Include the ortho progress support line if the patient is still under active retention monitoring — note appliance status, any movement since debond, and compliance. If retention has ended and the patient is essentially a hygiene-only recall, that line can simply read "retention phase, no active monitoring."
Common denial reasons
Common D8702 denial and downgrade patterns:
- "Not a covered benefit" — the most frequent outcome. Many PPO and most Medicaid plans simply exclude removable retainer replacement, especially for adults. Review the EOB and roll the balance to patient responsibility per your financial agreement.
- Lifetime orthodontic maximum exhausted — even covered plans deny when the patient's lifetime ortho dollars were used up by active treatment and initial retention. Always check the remaining ortho lifetime max during eligibility.
- Age-out denials — dependent aged out (often 19, 23, or 26 depending on plan), so the ortho rider no longer applies.

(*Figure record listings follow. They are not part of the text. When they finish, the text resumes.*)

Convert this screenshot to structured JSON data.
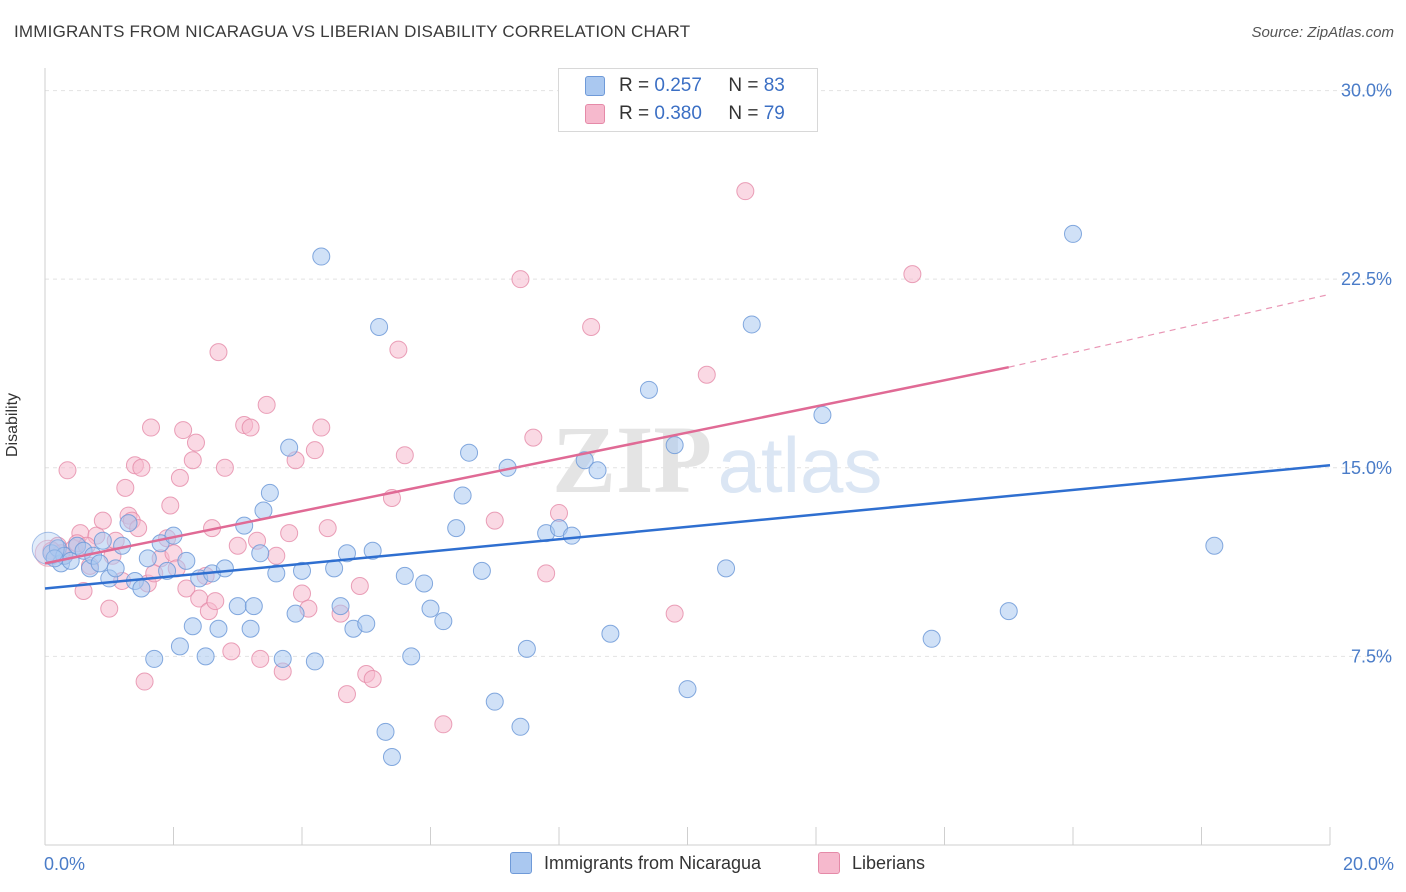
{
  "header": {
    "title": "IMMIGRANTS FROM NICARAGUA VS LIBERIAN DISABILITY CORRELATION CHART",
    "source": "Source: ZipAtlas.com"
  },
  "watermark": {
    "zip": "ZIP",
    "atlas": "atlas"
  },
  "legend": {
    "rows": [
      {
        "r_label": "R =",
        "r_value": "0.257",
        "n_label": "N =",
        "n_value": "83",
        "color": "#aac8f0"
      },
      {
        "r_label": "R =",
        "r_value": "0.380",
        "n_label": "N =",
        "n_value": "79",
        "color": "#f6b9cd"
      }
    ]
  },
  "bottom_legend": {
    "items": [
      {
        "label": "Immigrants from Nicaragua",
        "color": "#aac8f0"
      },
      {
        "label": "Liberians",
        "color": "#f6b9cd"
      }
    ]
  },
  "chart_data": {
    "type": "scatter",
    "title": "IMMIGRANTS FROM NICARAGUA VS LIBERIAN DISABILITY CORRELATION CHART",
    "xlabel": "",
    "ylabel": "Disability",
    "xlim": [
      0,
      20
    ],
    "ylim": [
      0,
      30.5
    ],
    "x_tick_labels": [
      "0.0%",
      "20.0%"
    ],
    "y_ticks": [
      7.5,
      15.0,
      22.5,
      30.0
    ],
    "y_tick_labels": [
      "7.5%",
      "15.0%",
      "22.5%",
      "30.0%"
    ],
    "grid": true,
    "legend_position": "top-center",
    "colors": {
      "blue_fill": "#aac8f0",
      "blue_stroke": "#6f9ad8",
      "blue_line": "#2f6fd0",
      "pink_fill": "#f6b9cd",
      "pink_stroke": "#e58aa8",
      "pink_line": "#e06a95",
      "tick_label": "#4a7cc8"
    },
    "series": [
      {
        "name": "Immigrants from Nicaragua",
        "trend": {
          "x0": 0,
          "y0": 10.2,
          "x1": 20,
          "y1": 15.1
        },
        "points": [
          [
            0.1,
            11.6
          ],
          [
            0.2,
            11.8
          ],
          [
            0.25,
            11.2
          ],
          [
            0.3,
            11.5
          ],
          [
            0.4,
            11.3
          ],
          [
            0.5,
            11.9
          ],
          [
            0.6,
            11.7
          ],
          [
            0.7,
            11.0
          ],
          [
            0.75,
            11.5
          ],
          [
            0.85,
            11.2
          ],
          [
            0.9,
            12.1
          ],
          [
            1.0,
            10.6
          ],
          [
            1.1,
            11.0
          ],
          [
            1.2,
            11.9
          ],
          [
            1.4,
            10.5
          ],
          [
            1.5,
            10.2
          ],
          [
            1.6,
            11.4
          ],
          [
            1.7,
            7.4
          ],
          [
            1.8,
            12.0
          ],
          [
            1.9,
            10.9
          ],
          [
            2.0,
            12.3
          ],
          [
            2.2,
            11.3
          ],
          [
            2.3,
            8.7
          ],
          [
            2.4,
            10.6
          ],
          [
            2.5,
            7.5
          ],
          [
            2.6,
            10.8
          ],
          [
            2.7,
            8.6
          ],
          [
            2.8,
            11.0
          ],
          [
            3.0,
            9.5
          ],
          [
            3.1,
            12.7
          ],
          [
            3.2,
            8.6
          ],
          [
            3.35,
            11.6
          ],
          [
            3.4,
            13.3
          ],
          [
            3.5,
            14.0
          ],
          [
            3.6,
            10.8
          ],
          [
            3.7,
            7.4
          ],
          [
            3.8,
            15.8
          ],
          [
            3.9,
            9.2
          ],
          [
            4.0,
            10.9
          ],
          [
            4.2,
            7.3
          ],
          [
            4.3,
            23.4
          ],
          [
            4.5,
            11.0
          ],
          [
            4.6,
            9.5
          ],
          [
            4.7,
            11.6
          ],
          [
            4.8,
            8.6
          ],
          [
            5.0,
            8.8
          ],
          [
            5.1,
            11.7
          ],
          [
            5.2,
            20.6
          ],
          [
            5.3,
            4.5
          ],
          [
            5.4,
            3.5
          ],
          [
            5.6,
            10.7
          ],
          [
            5.7,
            7.5
          ],
          [
            5.9,
            10.4
          ],
          [
            6.0,
            9.4
          ],
          [
            6.2,
            8.9
          ],
          [
            6.4,
            12.6
          ],
          [
            6.5,
            13.9
          ],
          [
            6.6,
            15.6
          ],
          [
            6.8,
            10.9
          ],
          [
            7.0,
            5.7
          ],
          [
            7.2,
            15.0
          ],
          [
            7.4,
            4.7
          ],
          [
            7.5,
            7.8
          ],
          [
            7.8,
            12.4
          ],
          [
            8.0,
            12.6
          ],
          [
            8.2,
            12.3
          ],
          [
            8.4,
            15.3
          ],
          [
            8.6,
            14.9
          ],
          [
            8.8,
            8.4
          ],
          [
            9.4,
            18.1
          ],
          [
            9.8,
            15.9
          ],
          [
            10.0,
            6.2
          ],
          [
            10.6,
            11.0
          ],
          [
            11.0,
            20.7
          ],
          [
            12.1,
            17.1
          ],
          [
            13.8,
            8.2
          ],
          [
            15.0,
            9.3
          ],
          [
            16.0,
            24.3
          ],
          [
            18.2,
            11.9
          ],
          [
            1.3,
            12.8
          ],
          [
            0.15,
            11.4
          ],
          [
            2.1,
            7.9
          ],
          [
            3.25,
            9.5
          ]
        ]
      },
      {
        "name": "Liberians",
        "trend": {
          "x0": 0,
          "y0": 11.2,
          "x1": 15.0,
          "y1": 19.0,
          "dash_to_x": 20,
          "dash_to_y": 21.9
        },
        "points": [
          [
            0.1,
            11.7
          ],
          [
            0.2,
            11.9
          ],
          [
            0.3,
            11.5
          ],
          [
            0.35,
            14.9
          ],
          [
            0.45,
            11.8
          ],
          [
            0.55,
            12.4
          ],
          [
            0.6,
            10.1
          ],
          [
            0.7,
            11.1
          ],
          [
            0.8,
            12.3
          ],
          [
            0.9,
            12.9
          ],
          [
            1.0,
            9.4
          ],
          [
            1.05,
            11.5
          ],
          [
            1.1,
            12.1
          ],
          [
            1.2,
            10.5
          ],
          [
            1.25,
            14.2
          ],
          [
            1.3,
            13.1
          ],
          [
            1.35,
            12.9
          ],
          [
            1.4,
            15.1
          ],
          [
            1.5,
            15.0
          ],
          [
            1.55,
            6.5
          ],
          [
            1.6,
            10.4
          ],
          [
            1.65,
            16.6
          ],
          [
            1.7,
            10.8
          ],
          [
            1.8,
            11.4
          ],
          [
            1.9,
            12.2
          ],
          [
            2.0,
            11.6
          ],
          [
            2.05,
            11.0
          ],
          [
            2.1,
            14.6
          ],
          [
            2.15,
            16.5
          ],
          [
            2.2,
            10.2
          ],
          [
            2.3,
            15.3
          ],
          [
            2.35,
            16.0
          ],
          [
            2.4,
            9.8
          ],
          [
            2.5,
            10.7
          ],
          [
            2.55,
            9.3
          ],
          [
            2.6,
            12.6
          ],
          [
            2.7,
            19.6
          ],
          [
            2.8,
            15.0
          ],
          [
            2.9,
            7.7
          ],
          [
            3.0,
            11.9
          ],
          [
            3.1,
            16.7
          ],
          [
            3.2,
            16.6
          ],
          [
            3.3,
            12.1
          ],
          [
            3.45,
            17.5
          ],
          [
            3.6,
            11.5
          ],
          [
            3.7,
            6.9
          ],
          [
            3.8,
            12.4
          ],
          [
            3.9,
            15.3
          ],
          [
            4.0,
            10.0
          ],
          [
            4.1,
            9.4
          ],
          [
            4.2,
            15.7
          ],
          [
            4.3,
            16.6
          ],
          [
            4.4,
            12.6
          ],
          [
            4.6,
            9.2
          ],
          [
            4.7,
            6.0
          ],
          [
            4.9,
            10.3
          ],
          [
            5.0,
            6.8
          ],
          [
            5.1,
            6.6
          ],
          [
            5.4,
            13.8
          ],
          [
            5.5,
            19.7
          ],
          [
            5.6,
            15.5
          ],
          [
            6.2,
            4.8
          ],
          [
            7.0,
            12.9
          ],
          [
            7.4,
            22.5
          ],
          [
            7.6,
            16.2
          ],
          [
            7.8,
            10.8
          ],
          [
            8.0,
            13.2
          ],
          [
            8.5,
            20.6
          ],
          [
            9.8,
            9.2
          ],
          [
            10.3,
            18.7
          ],
          [
            10.9,
            26.0
          ],
          [
            13.5,
            22.7
          ],
          [
            0.25,
            11.6
          ],
          [
            0.5,
            12.0
          ],
          [
            0.65,
            11.9
          ],
          [
            1.45,
            12.6
          ],
          [
            1.95,
            13.5
          ],
          [
            2.65,
            9.7
          ],
          [
            3.35,
            7.4
          ]
        ]
      }
    ]
  }
}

- Waiting period not met — replacement requested within 6-24 months of D8680 (carrier-specific), considered too soon to qualify as a separate event.

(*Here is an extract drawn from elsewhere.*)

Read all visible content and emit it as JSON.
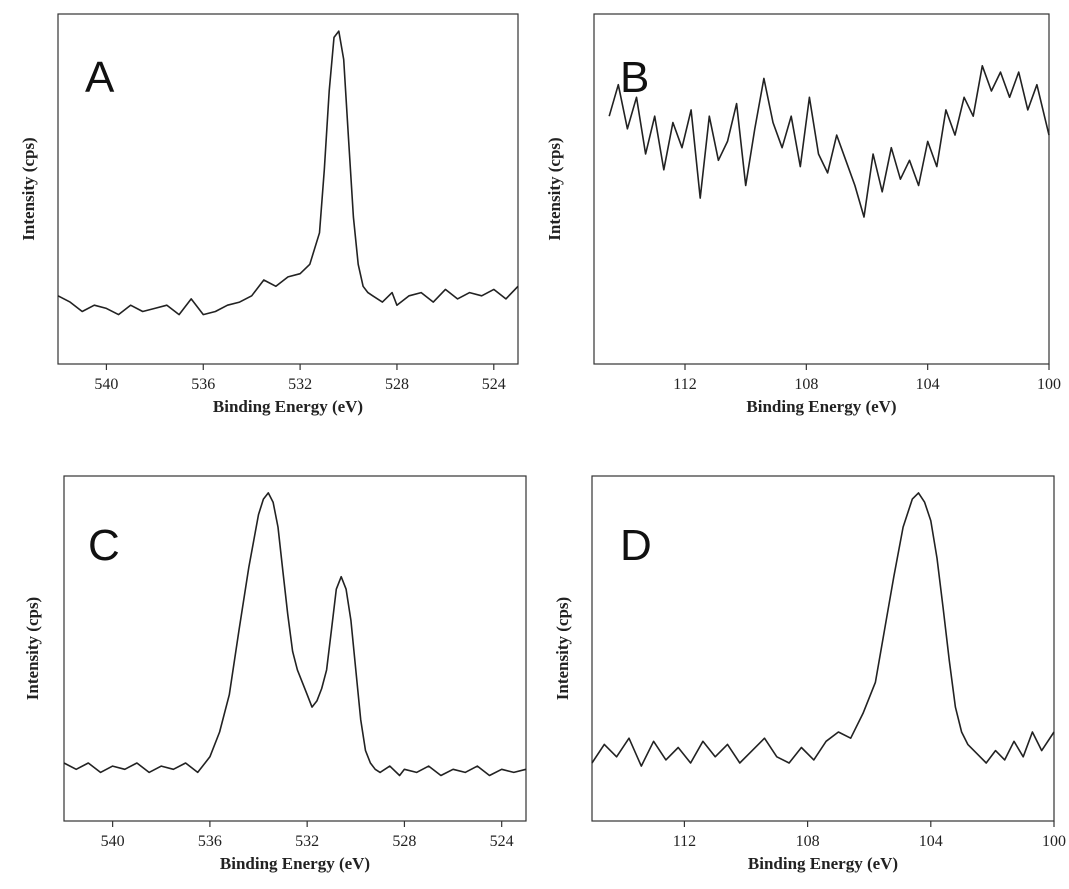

- Insufficient documentation of necessity — note doesn't explain why the original retainer is unusable. "Patient needs new retainer" without lost/broken/damaged language reads as elective and gets denied.
- Arch not specified — claim submitted without clear maxillary vs mandibular indication, or D8702 billed when the actual arch was lower (should have been D8703). Arch mismatch is a fast denial.
- Billed alongside D8696 same date / same arch — carriers will pay the repair or the replacement, not both, on the same arch on the same date.
- Billed during active comprehensive ortho — D8702 is a post-treatment / retention-phase code. If the patient is mid-D8080/D8090 active treatment, replacement appliances are typically considered part of the case fee.
- Audit flags — repeat D8702 claims for the same patient within short windows draw scrutiny, particularly in pediatric Medicaid where retainer replacement is a known fraud pattern. Document the loss/breakage circumstance every time.